Modifying CUDA particles (sample code) Some questions on how to modify the code efficiently


I am a beginner to CUDA/parallel programming. I have no formal training in either of them. I am using GTX 280 to run the CUDA particle code. It compiles runs wonderfully. I also made some modifications in the interactions ( and it works as expected. I need to make more changes and any help on the following will be greatly appreciated.

As a simple case, if I had to make only one ball to have a different radius and attraction property than the others, what would be the simplest way to do that?

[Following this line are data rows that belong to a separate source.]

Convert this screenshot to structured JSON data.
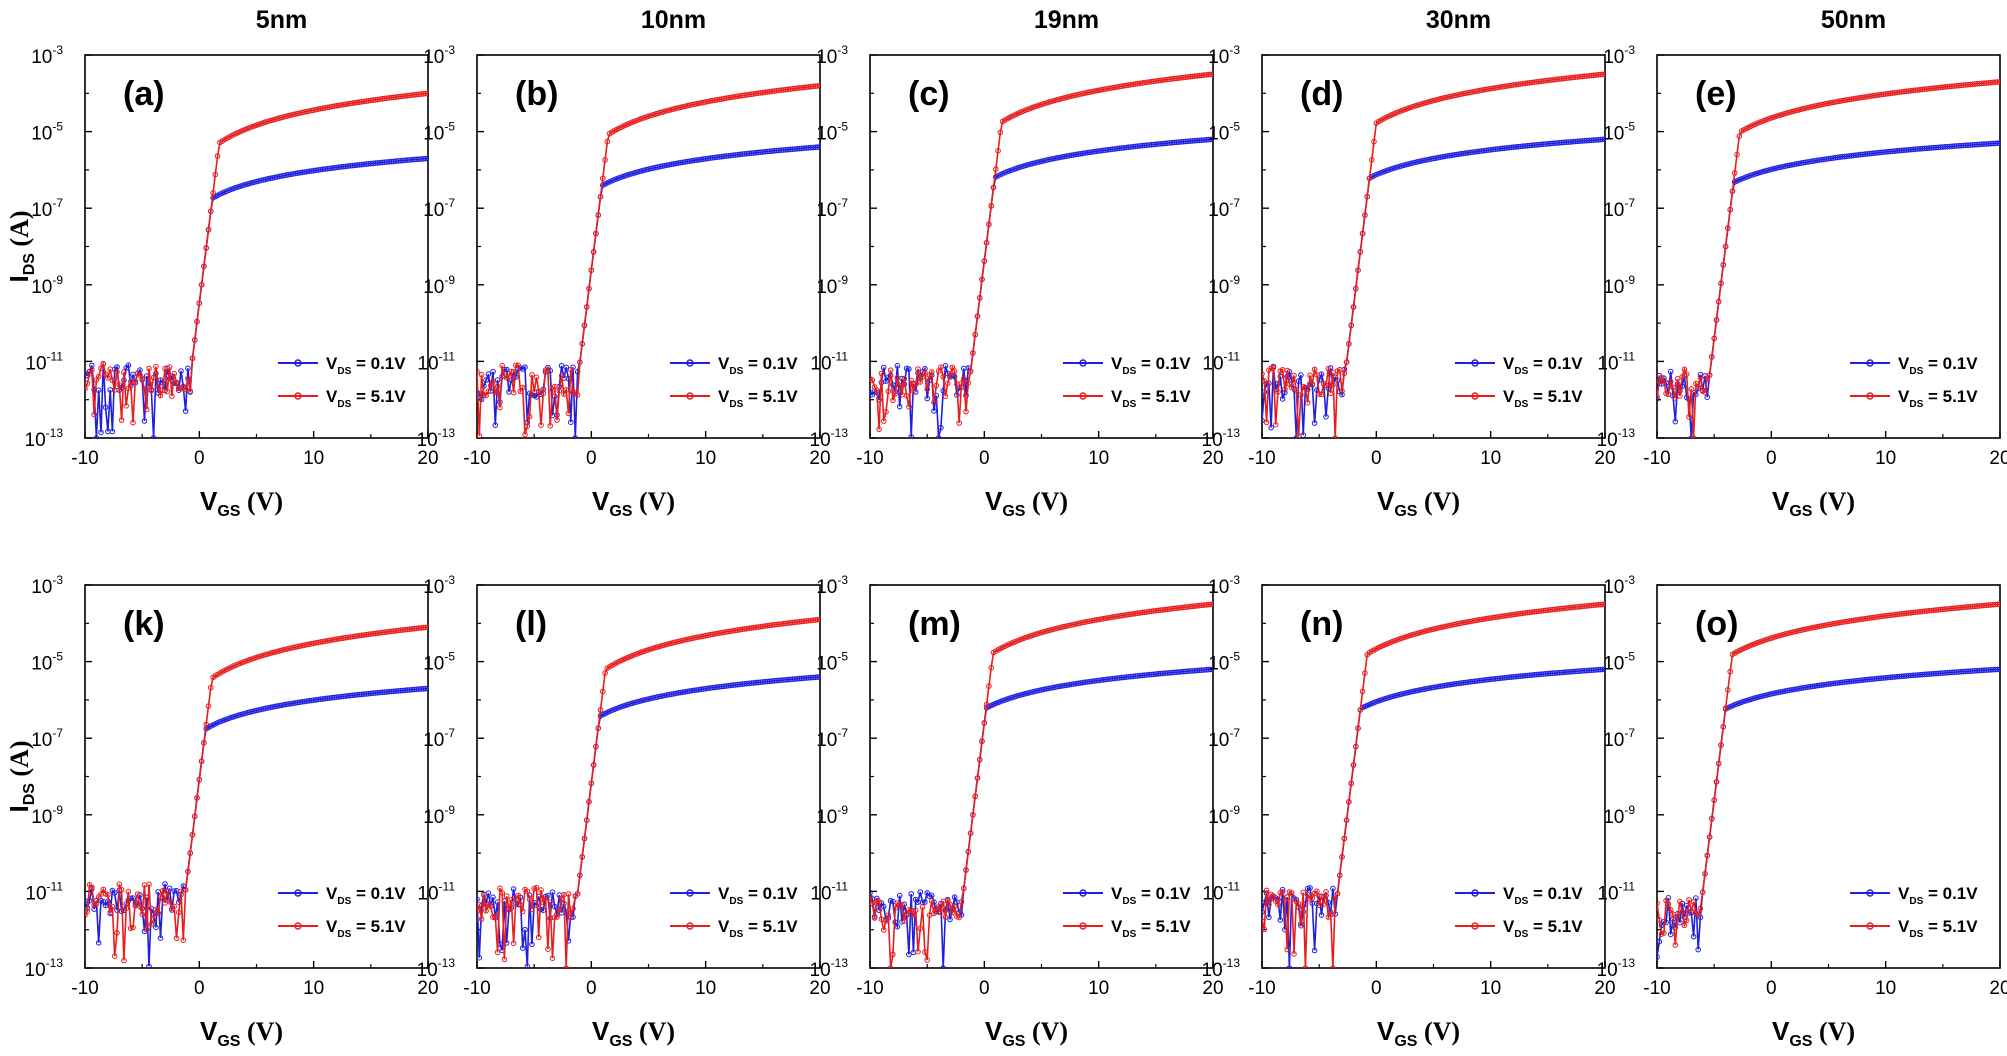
{
  "column_titles": [
    "5nm",
    "10nm",
    "19nm",
    "30nm",
    "50nm"
  ],
  "legend_series_prefix": "V",
  "legend_series_sub": "DS",
  "chart_data": {
    "type": "line",
    "description_free": true,
    "x_axis": {
      "label": "V",
      "label_sub": "GS",
      "unit": " (V)",
      "range": [
        -10,
        20
      ],
      "ticks": [
        -10,
        0,
        10,
        20
      ]
    },
    "y_axis": {
      "label": "I",
      "label_sub": "DS",
      "unit": " (A)",
      "scale": "log",
      "range_exponent": [
        -13,
        -3
      ],
      "tick_exponents": [
        -3,
        -5,
        -7,
        -9,
        -11,
        -13
      ]
    },
    "series_meta": [
      {
        "name": "VDS = 0.1V",
        "legend_value": " = 0.1V",
        "color": "#1f1fe0"
      },
      {
        "name": "VDS = 5.1V",
        "legend_value": " = 5.1V",
        "color": "#e81e1e"
      }
    ],
    "panels": [
      {
        "label": "(a)",
        "thickness": "5nm",
        "vth": [
          -0.8,
          -0.8
        ],
        "noise_floor_exp": -11.4,
        "end_exp": [
          -5.7,
          -4.0
        ]
      },
      {
        "label": "(b)",
        "thickness": "10nm",
        "vth": [
          -1.2,
          -1.2
        ],
        "noise_floor_exp": -11.5,
        "end_exp": [
          -5.4,
          -3.8
        ]
      },
      {
        "label": "(c)",
        "thickness": "19nm",
        "vth": [
          -1.3,
          -1.3
        ],
        "noise_floor_exp": -11.5,
        "end_exp": [
          -5.2,
          -3.5
        ]
      },
      {
        "label": "(d)",
        "thickness": "30nm",
        "vth": [
          -2.8,
          -2.8
        ],
        "noise_floor_exp": -11.5,
        "end_exp": [
          -5.2,
          -3.5
        ]
      },
      {
        "label": "(e)",
        "thickness": "50nm",
        "vth": [
          -5.5,
          -5.5
        ],
        "noise_floor_exp": -11.6,
        "end_exp": [
          -5.3,
          -3.7
        ]
      },
      {
        "label": "(k)",
        "thickness": "5nm",
        "vth": [
          -1.3,
          -1.3
        ],
        "noise_floor_exp": -11.2,
        "end_exp": [
          -5.7,
          -4.1
        ]
      },
      {
        "label": "(l)",
        "thickness": "10nm",
        "vth": [
          -1.3,
          -1.3
        ],
        "noise_floor_exp": -11.3,
        "end_exp": [
          -5.4,
          -3.9
        ]
      },
      {
        "label": "(m)",
        "thickness": "19nm",
        "vth": [
          -2.0,
          -2.0
        ],
        "noise_floor_exp": -11.4,
        "end_exp": [
          -5.2,
          -3.5
        ]
      },
      {
        "label": "(n)",
        "thickness": "30nm",
        "vth": [
          -3.5,
          -3.5
        ],
        "noise_floor_exp": -11.3,
        "end_exp": [
          -5.2,
          -3.5
        ]
      },
      {
        "label": "(o)",
        "thickness": "50nm",
        "vth": [
          -6.2,
          -6.2
        ],
        "noise_floor_exp": -11.5,
        "end_exp": [
          -5.2,
          -3.5
        ]
      }
    ]
  }
}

As a general case, I would like to make the radius and attraction particles of different particles as different. What would be the simplest way to do that. If I were to write in C++, I would have defined a particle class with variable attributes and pass an array of that class while performing calculations in Would something like that work here too? The current particle code passes pointers to position and velocity vectors separately.

I basically want to make sure when I make these changes, I don’t screw up the performance that the current code provides!


It probably wouldn’t work or would work very slowly. Class objects tend to be big (comprising many attributes) and GPU’s memory fetching is optimized for primitive elements (32 bit words, 64 bit double words or 128 bit quad words).

You would probably be much better off with an additional array of radii that you would read in the kernel.

Mark Harris in his slides on optimisation writes:
“Reading structures of size other than 4, 8, or 16 bytes will break coalescing:
Prefer Structures of Arrays over AoS”

You can certainly use structs (and non-polymorphic classes). In fact, as mark harris said, reading structures of 4, 8, or 16 bytes will coalesce perfectly ;)

But, it’s true, you may need to take extra precautions with structs. Think about the rules of coalescing, etc, and you should be able to figure these out intuitively. (Sometimes you may need to reinterpet the array of structs as an ordinary array, so that threads can cooperatively load it into smem or whatnot). But in sum, I’d rather choose the potential headache of dealing with coalescing than to throw out structs, classes, member functions, operator overloading, etc.